I have had the privilege of never having to question my citizenship in Canada, and of not having it questioned. I’m white, born in an Ottawa hospital only 5 minutes from my childhood home. When asked where I was from, my answer was never met with “no, where are you actually from?” that I know follows the response of many people of colour who are also born and raised in Canada. And in parallel to that, I have not had to grapple with the complexities of being Indigenous and Canadian and the ways that those two terms can seem at odds. Although I know of my privilege, and am actively trying to use it in solidarity with those who are not afforded the same, I’m still learning what it means to be Canadian.

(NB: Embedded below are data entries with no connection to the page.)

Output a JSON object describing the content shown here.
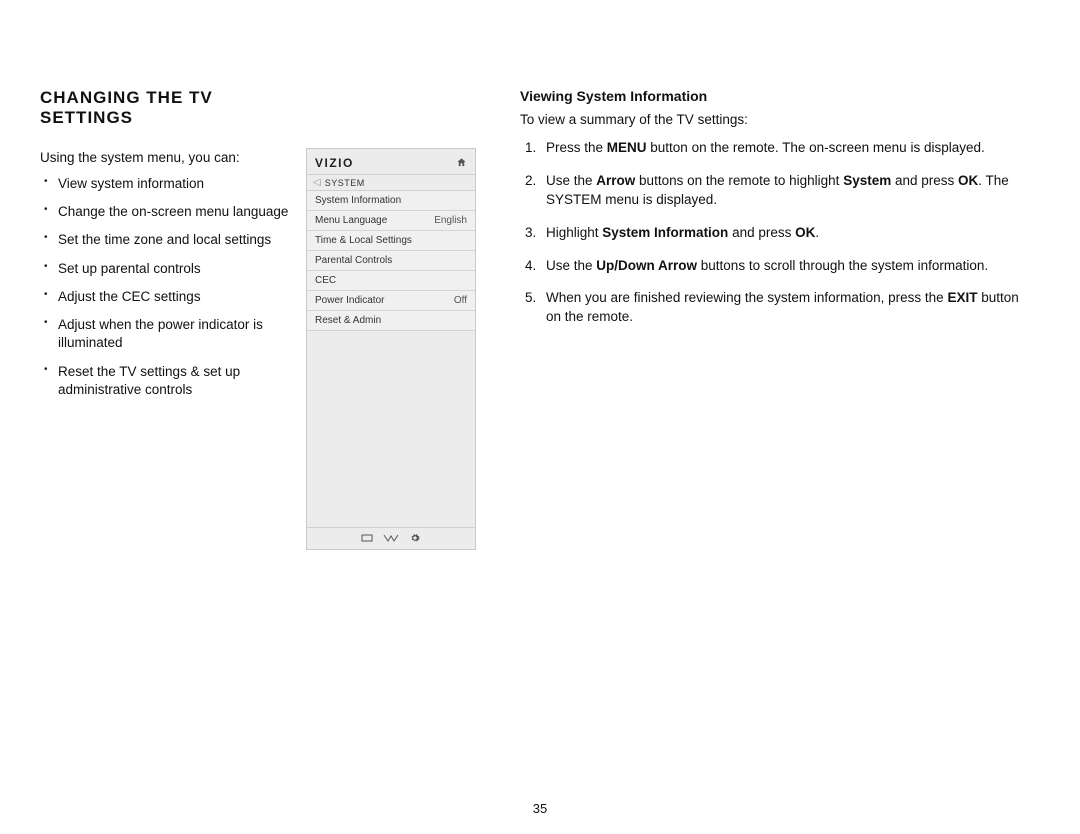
{
  "left": {
    "heading": "CHANGING THE TV SETTINGS",
    "intro": "Using the system menu, you can:",
    "bullets": [
      "View system information",
      "Change the on-screen menu language",
      "Set the time zone and local settings",
      "Set up parental controls",
      "Adjust the CEC settings",
      "Adjust when the power indicator is illuminated",
      "Reset the TV settings & set up administrative controls"
    ]
  },
  "tv_menu": {
    "brand": "VIZIO",
    "crumb": "SYSTEM",
    "rows": [
      {
        "label": "System Information",
        "value": ""
      },
      {
        "label": "Menu Language",
        "value": "English"
      },
      {
        "label": "Time & Local Settings",
        "value": ""
      },
      {
        "label": "Parental Controls",
        "value": ""
      },
      {
        "label": "CEC",
        "value": ""
      },
      {
        "label": "Power Indicator",
        "value": "Off"
      },
      {
        "label": "Reset & Admin",
        "value": ""
      }
    ]
  },
  "right": {
    "subhead": "Viewing System Information",
    "intro": "To view a summary of the TV settings:",
    "steps": [
      {
        "pre": "Press the ",
        "b1": "MENU",
        "mid": " button on the remote. The on-screen menu is displayed.",
        "b2": "",
        "post": ""
      },
      {
        "pre": "Use the ",
        "b1": "Arrow",
        "mid": " buttons on the remote to highlight ",
        "b2": "System",
        "post": " and press ",
        "b3": "OK",
        "tail": ". The SYSTEM menu is displayed."
      },
      {
        "pre": "Highlight ",
        "b1": "System Information",
        "mid": " and press ",
        "b2": "OK",
        "post": "."
      },
      {
        "pre": "Use the ",
        "b1": "Up/Down Arrow",
        "mid": " buttons to scroll through the system information.",
        "b2": "",
        "post": ""
      },
      {
        "pre": "When you are finished reviewing the system information, press the ",
        "b1": "EXIT",
        "mid": " button on the remote.",
        "b2": "",
        "post": ""
      }
    ]
  },
  "page_number": "35"
}
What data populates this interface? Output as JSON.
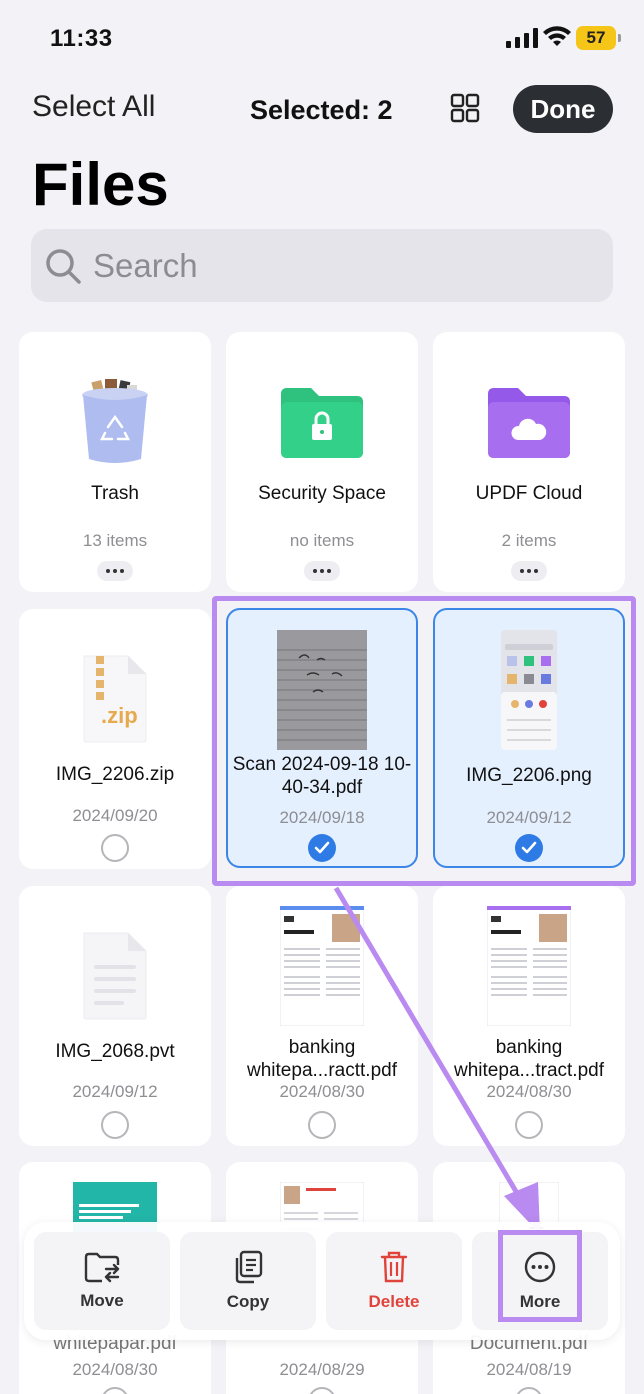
{
  "status_bar": {
    "time": "11:33",
    "battery": "57"
  },
  "nav": {
    "select_all": "Select All",
    "selected": "Selected: 2",
    "done": "Done"
  },
  "page": {
    "title": "Files"
  },
  "search": {
    "placeholder": "Search"
  },
  "items": [
    {
      "name": "Trash",
      "meta": "13 items",
      "icon": "trash-icon"
    },
    {
      "name": "Security Space",
      "meta": "no items",
      "icon": "folder-lock-icon"
    },
    {
      "name": "UPDF Cloud",
      "meta": "2 items",
      "icon": "cloud-folder-icon"
    },
    {
      "name": "IMG_2206.zip",
      "meta": "2024/09/20",
      "icon": "zip-file-icon",
      "zip_label": ".zip"
    },
    {
      "name": "Scan 2024-09-18 10-40-34.pdf",
      "meta": "2024/09/18",
      "selected": true
    },
    {
      "name": "IMG_2206.png",
      "meta": "2024/09/12",
      "selected": true
    },
    {
      "name": "IMG_2068.pvt",
      "meta": "2024/09/12",
      "icon": "document-icon"
    },
    {
      "name": "banking whitepa...ractt.pdf",
      "meta": "2024/08/30"
    },
    {
      "name": "banking whitepa...tract.pdf",
      "meta": "2024/08/30"
    },
    {
      "name": "whitepapar.pdf",
      "meta": "2024/08/30"
    },
    {
      "name": "",
      "meta": "2024/08/29"
    },
    {
      "name": "Document.pdf",
      "meta": "2024/08/19"
    }
  ],
  "toolbar": {
    "move": "Move",
    "copy": "Copy",
    "delete": "Delete",
    "more": "More"
  },
  "colors": {
    "accent": "#2f7be6",
    "highlight": "#b98af0",
    "delete": "#e0433b",
    "security_folder": "#2ec27e",
    "cloud_folder": "#a86ef0"
  }
}
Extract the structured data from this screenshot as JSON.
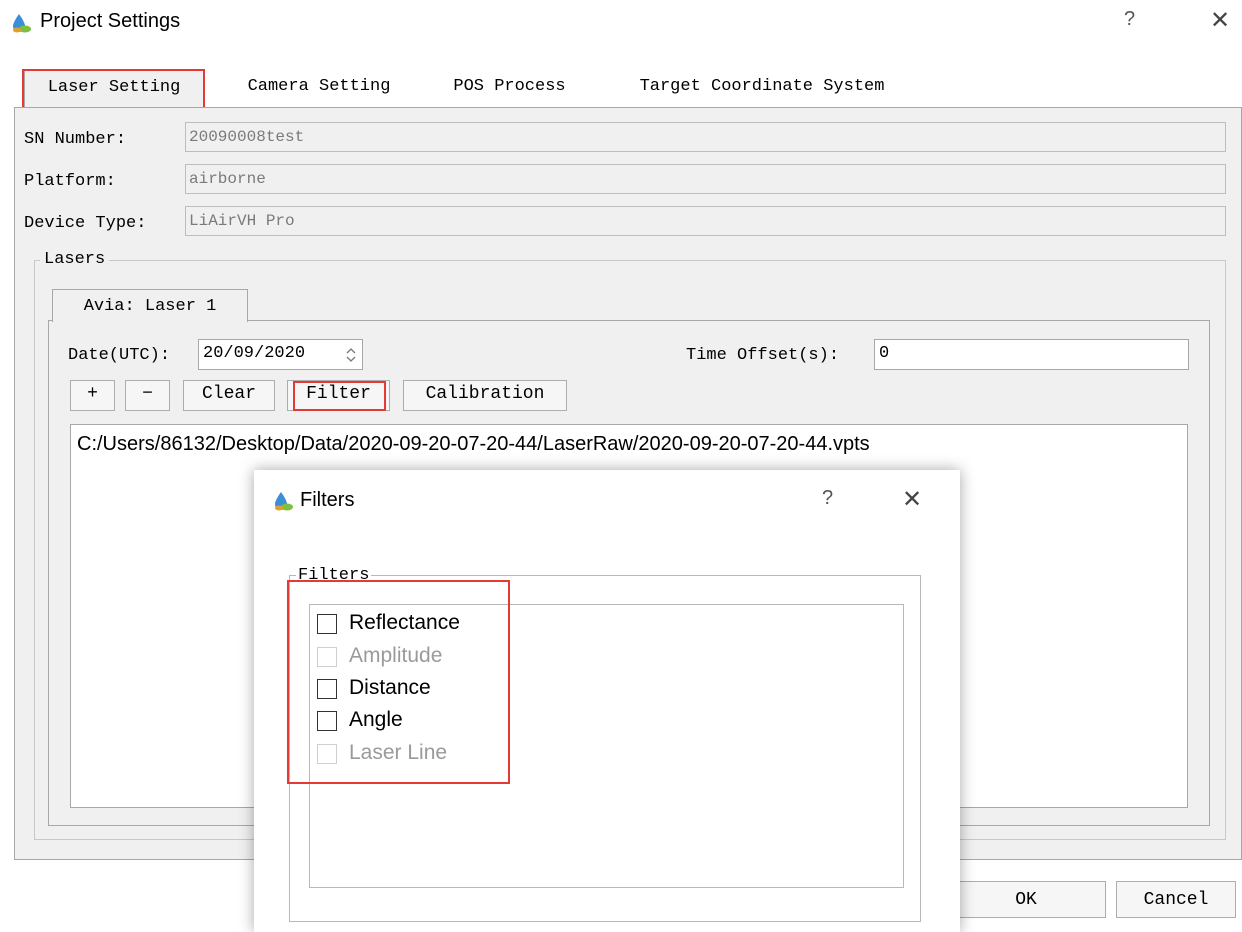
{
  "window": {
    "title": "Project Settings",
    "help_symbol": "?",
    "close_symbol": "✕"
  },
  "tabs": [
    {
      "label": "Laser Setting"
    },
    {
      "label": "Camera Setting"
    },
    {
      "label": "POS Process"
    },
    {
      "label": "Target Coordinate System"
    }
  ],
  "fields": {
    "sn_label": "SN Number:",
    "sn_value": "20090008test",
    "platform_label": "Platform:",
    "platform_value": "airborne",
    "device_label": "Device Type:",
    "device_value": "LiAirVH Pro"
  },
  "lasers": {
    "group_title": "Lasers",
    "tab_label": "Avia: Laser 1",
    "date_label": "Date(UTC):",
    "date_value": "20/09/2020",
    "time_offset_label": "Time Offset(s):",
    "time_offset_value": "0",
    "buttons": {
      "add": "+",
      "remove": "−",
      "clear": "Clear",
      "filter": "Filter",
      "calibration": "Calibration"
    },
    "files": [
      "C:/Users/86132/Desktop/Data/2020-09-20-07-20-44/LaserRaw/2020-09-20-07-20-44.vpts"
    ]
  },
  "footer": {
    "ok": "OK",
    "cancel": "Cancel"
  },
  "filters_dialog": {
    "title": "Filters",
    "help_symbol": "?",
    "close_symbol": "✕",
    "group_title": "Filters",
    "options": [
      {
        "label": "Reflectance",
        "checked": false,
        "enabled": true
      },
      {
        "label": "Amplitude",
        "checked": false,
        "enabled": false
      },
      {
        "label": "Distance",
        "checked": false,
        "enabled": true
      },
      {
        "label": "Angle",
        "checked": false,
        "enabled": true
      },
      {
        "label": "Laser Line",
        "checked": false,
        "enabled": false
      }
    ]
  },
  "colors": {
    "highlight": "#e53935",
    "panel": "#f0f0f0",
    "disabled_text": "#9a9a9a"
  },
  "icons": {
    "app": "water-drop-app-icon",
    "help": "question-mark-icon",
    "close": "close-icon",
    "spin": "spin-arrows-icon"
  }
}
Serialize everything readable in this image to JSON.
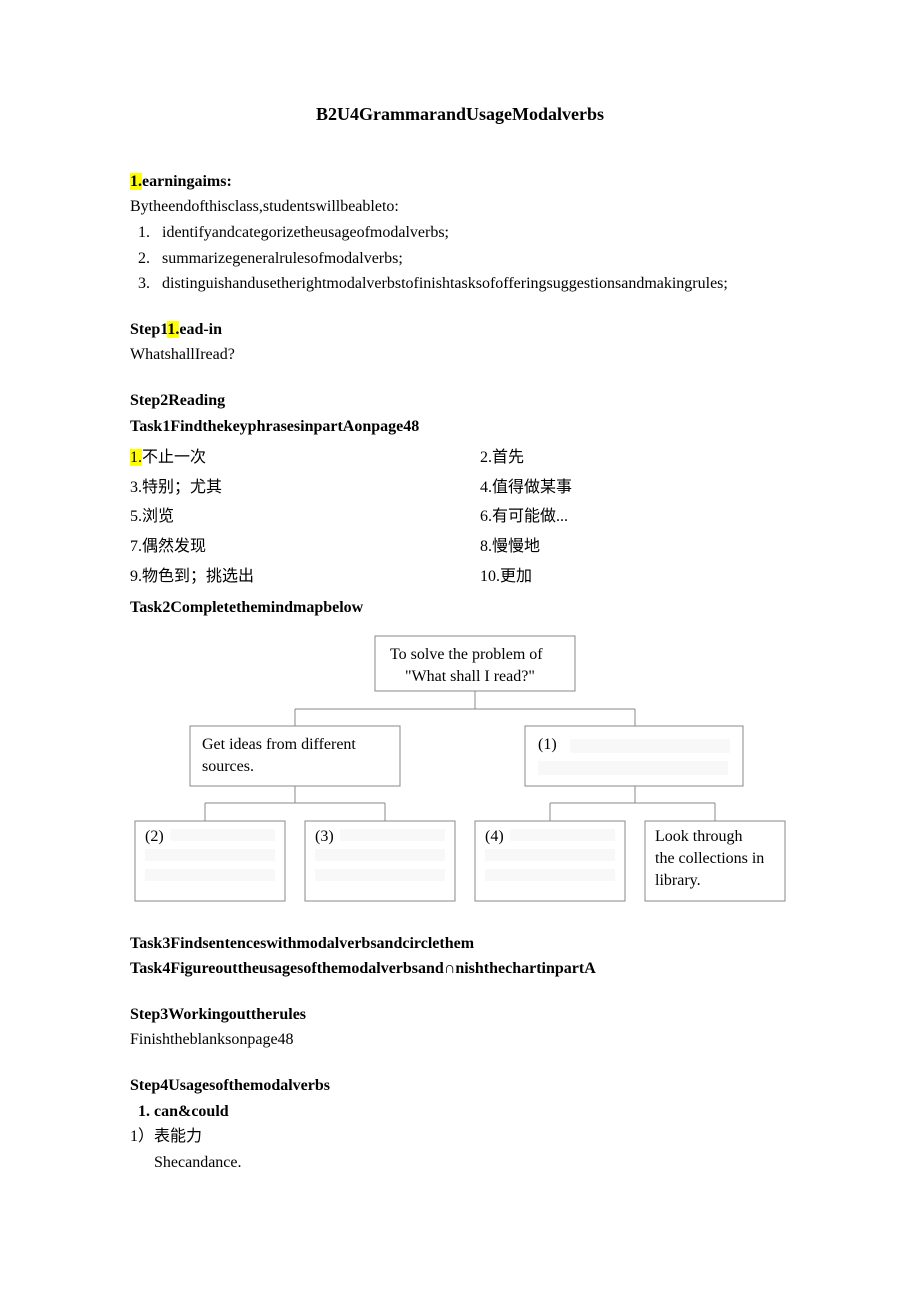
{
  "title": "B2U4GrammarandUsageModalverbs",
  "learning_aims": {
    "head_prefix": "1.",
    "head_rest": "earningaims:",
    "intro": "Bytheendofthisclass,studentswillbeableto:",
    "items": [
      "identifyandcategorizetheusageofmodalverbs;",
      "summarizegeneralrulesofmodalverbs;",
      "distinguishandusetherightmodalverbstofinishtasksofofferingsuggestionsandmakingrules;"
    ]
  },
  "step1": {
    "head_prefix": "Step1",
    "head_hl": "1.",
    "head_rest": "ead-in",
    "body": "WhatshallIread?"
  },
  "step2": {
    "head": "Step2Reading",
    "task1_head": "Task1FindthekeyphrasesinpartAonpage48",
    "phrases": [
      {
        "n_hl": "1.",
        "left": "不止一次",
        "right": "2.首先"
      },
      {
        "n_hl": "",
        "left": "3.特别；尤其",
        "right": "4.值得做某事"
      },
      {
        "n_hl": "",
        "left": "5.浏览",
        "right": "6.有可能做..."
      },
      {
        "n_hl": "",
        "left": "7.偶然发现",
        "right": "8.慢慢地"
      },
      {
        "n_hl": "",
        "left": "9.物色到；挑选出",
        "right": "10.更加"
      }
    ],
    "task2_head": "Task2Completethemindmapbelow",
    "mindmap": {
      "root_l1": "To solve the problem of",
      "root_l2": "\"What shall I read?\"",
      "left_l1": "Get ideas from different",
      "left_l2": "sources.",
      "right": "(1)",
      "b2": "(2)",
      "b3": "(3)",
      "b4": "(4)",
      "b5_l1": "Look through",
      "b5_l2": "the collections in",
      "b5_l3": "library."
    },
    "task3_head": "Task3Findsentenceswithmodalverbsandcirclethem",
    "task4_head": "Task4Figureouttheusagesofthemodalverbsand∩nishthechartinpartA"
  },
  "step3": {
    "head": "Step3Workingouttherules",
    "body": "Finishtheblanksonpage48"
  },
  "step4": {
    "head": "Step4Usagesofthemodalverbs",
    "item1": "can&could",
    "sub1": "1）表能力",
    "example": "Shecandance."
  }
}
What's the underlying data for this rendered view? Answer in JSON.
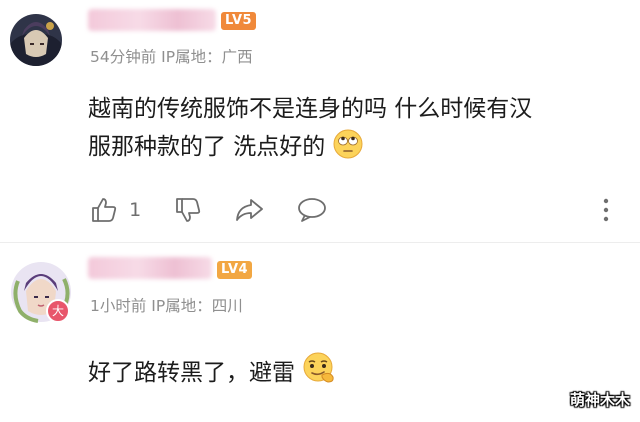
{
  "comments": [
    {
      "level": "LV5",
      "level_color": "#f0893a",
      "meta": "54分钟前 IP属地：广西",
      "text_lines": [
        "越南的传统服饰不是连身的吗 什么时候有汉",
        "服那种款的了 洗点好的"
      ],
      "emoji": "eye-roll-emoji",
      "like_count": "1",
      "actions": [
        "thumb-up-icon",
        "thumb-down-icon",
        "share-icon",
        "comment-icon",
        "more-icon"
      ]
    },
    {
      "level": "LV4",
      "level_color": "#f2a743",
      "meta": "1小时前 IP属地：四川",
      "badge": "大",
      "text_lines": [
        "好了路转黑了，避雷"
      ],
      "emoji": "smirk-emoji"
    }
  ],
  "watermark": "萌神木木"
}
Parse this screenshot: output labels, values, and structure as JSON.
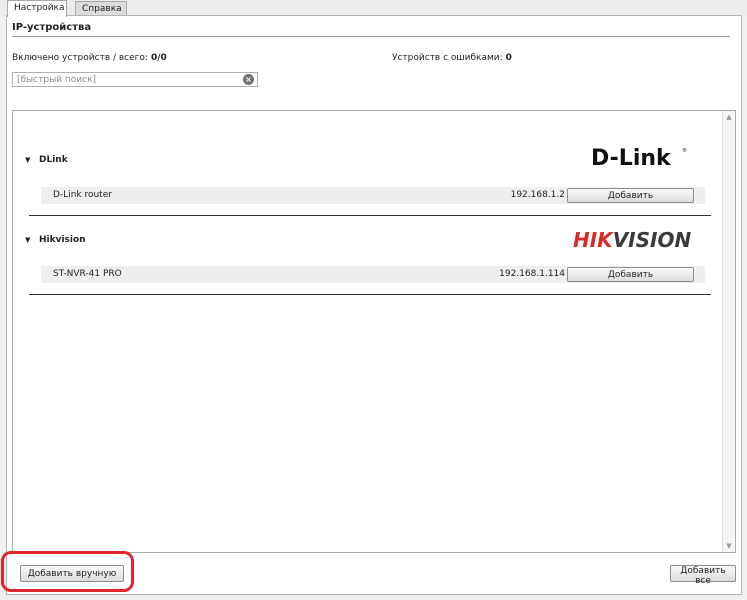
{
  "tabs": [
    {
      "label": "Настройка",
      "active": true
    },
    {
      "label": "Справка",
      "active": false
    }
  ],
  "section": {
    "title": "IP-устройства"
  },
  "stats": {
    "enabled_label": "Включено устройств / всего:",
    "enabled_value": "0/0",
    "errors_label": "Устройств с ошибками:",
    "errors_value": "0"
  },
  "search": {
    "placeholder": "[быстрый поиск]",
    "value": "",
    "clear_icon": "clear-icon"
  },
  "groups": [
    {
      "name": "DLink",
      "logo_text": "D-Link",
      "expanded": true,
      "devices": [
        {
          "name": "D-Link router",
          "ip": "192.168.1.2",
          "button": "Добавить"
        }
      ]
    },
    {
      "name": "Hikvision",
      "logo_text": "HIKVISION",
      "expanded": true,
      "devices": [
        {
          "name": "ST-NVR-41 PRO",
          "ip": "192.168.1.114",
          "button": "Добавить"
        }
      ]
    }
  ],
  "buttons": {
    "add_manual": "Добавить вручную",
    "add_all": "Добавить все"
  },
  "colors": {
    "highlight": "#e0262d",
    "hik_red": "#d52b2b"
  }
}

While I have been trying to unlearn my biases and examine what constitutes the ‘glasses’ I wear (as Sensoy and Diangelo put it), I am realising that there is so much more that contributes to these than just the “big” ideas, such as race, class, gender, sexuality, religion, ability, and nationality.
My position as a teacher is not just as a white, cis, able-bodied woman—there are “smaller” factors (I do not say smaller to diminish them, just to distinguish them from the larger, easier to identify ones), such as my position as a 4th & 5th Canadian citizen, that contribute to how I engage with my community. In my undergraduate degree, I studied how to conduct user-testing for systems — and part of that training included learning what my biases are, and learning how to enter a user-testing space without preconceptions of what a person may or may not know or be capable of based on what I perceive about them. I took this training with me, and knew that entering a classroom as a teacher, I would need to do the same, but while that was good, it was also a relatively shallow understanding of the myriad of factors that contribute to my privilege and my biases when interacting with others.
Clearly, there is no limit to the things that contribute to a person’s identity, as there is no limit on things that may happen in a person’s life, and so that work of unlearning bias and examining my preconceptions must be ongoing, as there is not an end goal. That would be impossible — what I can do is just always strive to be better, to be always more aware of what I think and believe and what that impact has on my view of the world.